Acórdão nº 1618/17.8T8BRG.G1 de Tribunal da Relação de Guimarães, 31 de Janeiro de 2019

Magistrado ResponsávelEVA ALMEIDA
Data da Resolução31 de Janeiro de 2019
EmissorTribunal da Relação de Guimarães

ACORDAM NO TRIBUNAL DA RELAÇÃO DE GUIMARÃES I – RELATÓRIO P. J. instaurou a presente acção declarativa com processo comum contra X, Unipessoal, Lda., pedindo que:

  1. Fosse declarado resolvido o contrato-promessa de compra e venda da viatura da marca M. B., modelo CLK 220 CDI, com a matrícula ..., e, consequentemente, a ré fosse condenada a pagar-lhe a quantia de 5.052,05€, acrescida de juros vencidos e vincendos, à taxa legal, até ao integral pagamento; ou, subsidiariamente, b) Fosse anulado, com base em erro/dolo, o contrato-promessa de compra e venda da viatura da marca M. B., modelo CLK 220 CDI, com a matrícula ..., e consequentemente, a ré fosse condenada a pagar-lhe a quantia de 2.552,05€, acrescida de juros vencidos e vincendos, à taxa legal, até ao integral pagamento..
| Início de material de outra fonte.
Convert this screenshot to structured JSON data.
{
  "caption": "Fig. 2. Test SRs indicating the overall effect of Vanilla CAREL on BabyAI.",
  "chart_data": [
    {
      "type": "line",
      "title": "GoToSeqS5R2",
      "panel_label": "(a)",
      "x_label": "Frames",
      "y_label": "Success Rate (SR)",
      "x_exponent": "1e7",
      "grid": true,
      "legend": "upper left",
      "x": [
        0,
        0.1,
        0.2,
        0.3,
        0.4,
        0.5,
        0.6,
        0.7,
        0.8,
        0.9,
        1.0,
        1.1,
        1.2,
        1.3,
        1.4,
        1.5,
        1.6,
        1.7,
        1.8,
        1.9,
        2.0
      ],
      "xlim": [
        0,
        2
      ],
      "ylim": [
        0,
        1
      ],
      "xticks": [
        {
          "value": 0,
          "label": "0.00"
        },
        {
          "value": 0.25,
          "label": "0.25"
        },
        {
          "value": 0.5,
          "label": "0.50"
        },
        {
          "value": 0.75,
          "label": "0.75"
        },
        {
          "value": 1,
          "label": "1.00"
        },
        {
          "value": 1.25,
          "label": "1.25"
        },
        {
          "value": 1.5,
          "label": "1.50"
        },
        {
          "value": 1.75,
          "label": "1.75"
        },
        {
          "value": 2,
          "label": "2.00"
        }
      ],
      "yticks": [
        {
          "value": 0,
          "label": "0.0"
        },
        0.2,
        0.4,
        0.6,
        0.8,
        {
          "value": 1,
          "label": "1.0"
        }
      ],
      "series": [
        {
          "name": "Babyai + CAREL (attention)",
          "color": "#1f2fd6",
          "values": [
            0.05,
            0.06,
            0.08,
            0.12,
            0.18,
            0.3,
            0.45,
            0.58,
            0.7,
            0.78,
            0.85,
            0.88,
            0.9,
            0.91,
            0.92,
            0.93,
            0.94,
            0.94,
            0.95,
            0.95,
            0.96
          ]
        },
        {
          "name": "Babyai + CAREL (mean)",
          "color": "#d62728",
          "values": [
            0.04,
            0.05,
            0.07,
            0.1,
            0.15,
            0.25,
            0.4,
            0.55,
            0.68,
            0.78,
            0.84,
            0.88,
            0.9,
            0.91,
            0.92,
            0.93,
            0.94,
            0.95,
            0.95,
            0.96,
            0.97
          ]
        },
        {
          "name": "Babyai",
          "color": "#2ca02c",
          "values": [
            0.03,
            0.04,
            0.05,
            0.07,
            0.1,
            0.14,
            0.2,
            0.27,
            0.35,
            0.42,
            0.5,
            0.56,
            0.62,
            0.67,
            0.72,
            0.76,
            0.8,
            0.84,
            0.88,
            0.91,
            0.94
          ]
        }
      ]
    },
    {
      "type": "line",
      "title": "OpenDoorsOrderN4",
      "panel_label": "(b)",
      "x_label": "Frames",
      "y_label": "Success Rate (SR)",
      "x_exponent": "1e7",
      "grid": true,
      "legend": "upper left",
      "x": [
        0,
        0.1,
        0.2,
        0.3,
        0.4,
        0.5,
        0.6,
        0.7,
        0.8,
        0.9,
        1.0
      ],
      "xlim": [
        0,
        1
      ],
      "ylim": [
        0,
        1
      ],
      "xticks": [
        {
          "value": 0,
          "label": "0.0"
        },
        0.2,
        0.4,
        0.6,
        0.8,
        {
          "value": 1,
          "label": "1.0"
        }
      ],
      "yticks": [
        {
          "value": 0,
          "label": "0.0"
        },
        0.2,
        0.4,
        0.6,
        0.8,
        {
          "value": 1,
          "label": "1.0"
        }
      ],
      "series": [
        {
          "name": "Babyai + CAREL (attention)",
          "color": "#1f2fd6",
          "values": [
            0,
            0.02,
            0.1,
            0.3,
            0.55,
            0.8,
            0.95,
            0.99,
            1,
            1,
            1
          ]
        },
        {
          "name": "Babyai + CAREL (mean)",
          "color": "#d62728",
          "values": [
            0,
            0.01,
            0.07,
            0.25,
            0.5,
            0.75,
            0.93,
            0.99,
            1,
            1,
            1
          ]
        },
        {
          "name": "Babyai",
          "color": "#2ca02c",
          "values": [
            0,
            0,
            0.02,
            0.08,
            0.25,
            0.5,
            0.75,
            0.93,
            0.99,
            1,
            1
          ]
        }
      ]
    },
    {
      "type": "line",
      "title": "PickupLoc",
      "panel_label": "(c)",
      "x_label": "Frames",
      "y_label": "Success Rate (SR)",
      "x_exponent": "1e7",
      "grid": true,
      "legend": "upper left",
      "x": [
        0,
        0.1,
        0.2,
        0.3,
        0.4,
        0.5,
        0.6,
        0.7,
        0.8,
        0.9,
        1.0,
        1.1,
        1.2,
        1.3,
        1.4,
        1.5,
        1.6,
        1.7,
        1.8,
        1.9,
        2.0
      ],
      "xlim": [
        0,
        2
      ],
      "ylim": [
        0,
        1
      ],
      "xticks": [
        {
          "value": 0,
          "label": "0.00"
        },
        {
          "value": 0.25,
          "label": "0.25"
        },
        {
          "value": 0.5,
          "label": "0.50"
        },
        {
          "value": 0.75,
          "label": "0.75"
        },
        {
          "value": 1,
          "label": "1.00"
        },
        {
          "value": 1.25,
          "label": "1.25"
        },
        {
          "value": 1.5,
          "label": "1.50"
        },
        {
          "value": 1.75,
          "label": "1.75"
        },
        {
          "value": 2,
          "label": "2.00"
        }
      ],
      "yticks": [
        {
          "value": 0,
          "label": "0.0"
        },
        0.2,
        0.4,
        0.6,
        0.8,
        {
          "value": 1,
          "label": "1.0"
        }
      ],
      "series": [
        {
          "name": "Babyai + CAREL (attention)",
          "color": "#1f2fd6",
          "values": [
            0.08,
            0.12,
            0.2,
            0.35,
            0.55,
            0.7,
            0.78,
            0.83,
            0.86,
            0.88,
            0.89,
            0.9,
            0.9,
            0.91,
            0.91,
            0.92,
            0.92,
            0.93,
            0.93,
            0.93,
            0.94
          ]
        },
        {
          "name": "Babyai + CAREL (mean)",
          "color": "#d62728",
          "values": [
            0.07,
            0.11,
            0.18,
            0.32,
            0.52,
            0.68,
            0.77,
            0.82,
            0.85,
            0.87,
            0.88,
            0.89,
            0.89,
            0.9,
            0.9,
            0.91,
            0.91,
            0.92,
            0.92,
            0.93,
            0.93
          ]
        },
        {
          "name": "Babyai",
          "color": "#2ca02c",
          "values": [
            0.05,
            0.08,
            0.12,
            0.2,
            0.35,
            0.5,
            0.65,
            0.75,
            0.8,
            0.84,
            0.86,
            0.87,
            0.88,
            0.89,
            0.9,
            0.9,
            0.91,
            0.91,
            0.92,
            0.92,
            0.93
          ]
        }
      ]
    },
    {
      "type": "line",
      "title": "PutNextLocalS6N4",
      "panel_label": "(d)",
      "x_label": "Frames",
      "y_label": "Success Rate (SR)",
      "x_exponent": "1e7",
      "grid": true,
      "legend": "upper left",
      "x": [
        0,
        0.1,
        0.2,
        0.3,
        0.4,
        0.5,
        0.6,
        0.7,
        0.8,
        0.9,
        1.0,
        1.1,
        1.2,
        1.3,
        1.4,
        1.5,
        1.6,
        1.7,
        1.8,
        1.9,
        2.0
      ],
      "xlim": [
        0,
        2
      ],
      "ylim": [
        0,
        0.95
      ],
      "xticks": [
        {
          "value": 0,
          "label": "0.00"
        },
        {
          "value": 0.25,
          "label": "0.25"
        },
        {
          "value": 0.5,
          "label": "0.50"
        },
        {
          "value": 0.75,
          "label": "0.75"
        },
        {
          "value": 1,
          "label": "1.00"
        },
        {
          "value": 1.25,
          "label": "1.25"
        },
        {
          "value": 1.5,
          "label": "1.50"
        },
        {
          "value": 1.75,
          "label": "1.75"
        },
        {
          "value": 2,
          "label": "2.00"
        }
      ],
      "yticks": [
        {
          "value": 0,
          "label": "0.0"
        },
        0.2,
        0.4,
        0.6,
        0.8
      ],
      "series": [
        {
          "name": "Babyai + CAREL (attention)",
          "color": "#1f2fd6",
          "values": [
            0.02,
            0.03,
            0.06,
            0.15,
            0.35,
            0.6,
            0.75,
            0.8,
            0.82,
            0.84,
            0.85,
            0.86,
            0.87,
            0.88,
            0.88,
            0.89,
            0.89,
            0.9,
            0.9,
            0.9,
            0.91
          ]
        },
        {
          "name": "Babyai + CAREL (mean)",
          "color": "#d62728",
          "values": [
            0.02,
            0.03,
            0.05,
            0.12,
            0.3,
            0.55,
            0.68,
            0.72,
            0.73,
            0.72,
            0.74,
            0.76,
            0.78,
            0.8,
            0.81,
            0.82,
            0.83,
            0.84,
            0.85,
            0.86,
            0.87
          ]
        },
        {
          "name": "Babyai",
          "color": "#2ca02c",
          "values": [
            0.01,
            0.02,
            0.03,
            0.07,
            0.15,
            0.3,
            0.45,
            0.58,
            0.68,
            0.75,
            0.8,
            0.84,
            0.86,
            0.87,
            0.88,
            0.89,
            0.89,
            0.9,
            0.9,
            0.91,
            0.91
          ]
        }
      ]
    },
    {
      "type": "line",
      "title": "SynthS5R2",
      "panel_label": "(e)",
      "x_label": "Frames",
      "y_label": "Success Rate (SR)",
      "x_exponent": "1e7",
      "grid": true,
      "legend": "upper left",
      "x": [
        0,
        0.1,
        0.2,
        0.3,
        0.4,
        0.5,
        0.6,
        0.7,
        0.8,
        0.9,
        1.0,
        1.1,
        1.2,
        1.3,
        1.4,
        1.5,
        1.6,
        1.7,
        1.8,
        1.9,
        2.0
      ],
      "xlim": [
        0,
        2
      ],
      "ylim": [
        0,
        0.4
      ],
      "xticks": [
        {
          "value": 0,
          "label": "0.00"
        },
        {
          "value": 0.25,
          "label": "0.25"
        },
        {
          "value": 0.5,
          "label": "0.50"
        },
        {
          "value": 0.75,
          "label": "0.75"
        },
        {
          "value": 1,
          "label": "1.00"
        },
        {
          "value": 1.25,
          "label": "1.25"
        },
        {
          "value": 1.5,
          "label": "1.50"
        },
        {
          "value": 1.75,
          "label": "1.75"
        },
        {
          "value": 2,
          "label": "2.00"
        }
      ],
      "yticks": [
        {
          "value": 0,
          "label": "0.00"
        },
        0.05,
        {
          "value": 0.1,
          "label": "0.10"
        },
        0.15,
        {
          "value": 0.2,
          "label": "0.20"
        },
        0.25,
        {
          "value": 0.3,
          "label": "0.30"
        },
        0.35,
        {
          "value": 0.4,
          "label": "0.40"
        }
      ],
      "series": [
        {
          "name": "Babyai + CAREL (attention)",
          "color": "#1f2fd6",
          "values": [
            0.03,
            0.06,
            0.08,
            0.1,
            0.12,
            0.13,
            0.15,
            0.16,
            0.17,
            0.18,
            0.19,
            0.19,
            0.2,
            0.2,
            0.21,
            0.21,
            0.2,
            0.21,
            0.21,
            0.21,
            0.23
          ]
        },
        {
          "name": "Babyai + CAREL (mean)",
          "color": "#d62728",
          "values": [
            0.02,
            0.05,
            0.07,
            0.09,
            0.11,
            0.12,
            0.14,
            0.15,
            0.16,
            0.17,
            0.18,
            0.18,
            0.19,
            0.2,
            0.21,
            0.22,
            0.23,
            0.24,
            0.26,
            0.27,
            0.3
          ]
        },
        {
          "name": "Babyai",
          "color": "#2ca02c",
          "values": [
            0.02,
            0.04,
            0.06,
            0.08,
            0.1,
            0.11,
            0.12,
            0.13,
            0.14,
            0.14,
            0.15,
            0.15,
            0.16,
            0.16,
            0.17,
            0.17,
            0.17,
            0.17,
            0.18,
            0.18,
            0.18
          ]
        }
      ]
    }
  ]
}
    Alegou, em síntese, que celebrou com a ré um contrato promessa de compra e venda, que teve por objecto a viatura da marca M. B., modelo CLK 220 CDI, com a matrícula ..., tendo entregado à ré, a título de sinal, a quantia de €2.500,00. Após a realização de uma verificação técnica à viatura, constatou, que, afinal, a mesma havia sido objecto de reparação na sequência de um sinistro e apresentava as anomalias melhor descritas em 12 da petição inicial, circunstâncias que lhe haviam sido ocultadas pelo legal representante da ré, a quem previamente advertiu que pretendia comprar um veículo em perfeito estado de funcionamento e conservação e que não tivesse sido objecto de qualquer tipo de acidente, pelo que, em face do engano que lhe foi gerado e da circunstância de a viatura não possuir as condições essenciais que o legal representante da ré assegurou, entende que lhe assiste o direito a resolver o contrato e a exigir a entrega do sinal prestado em dobro, por tal resolução proceder de culpa da ré, sendo que tal contrato sempre seria anulável atento o erro-vício da sua vontade.

    *A ré veio apresentar contestação onde, em suma, alegou que desconhecia que a viatura por si prometida vender era acidentada, sendo que, de qualquer forma, nunca afiançou ao autor que não tivesse tido qualquer acidente, encontrando-se a viatura em bom estado de funcionamento.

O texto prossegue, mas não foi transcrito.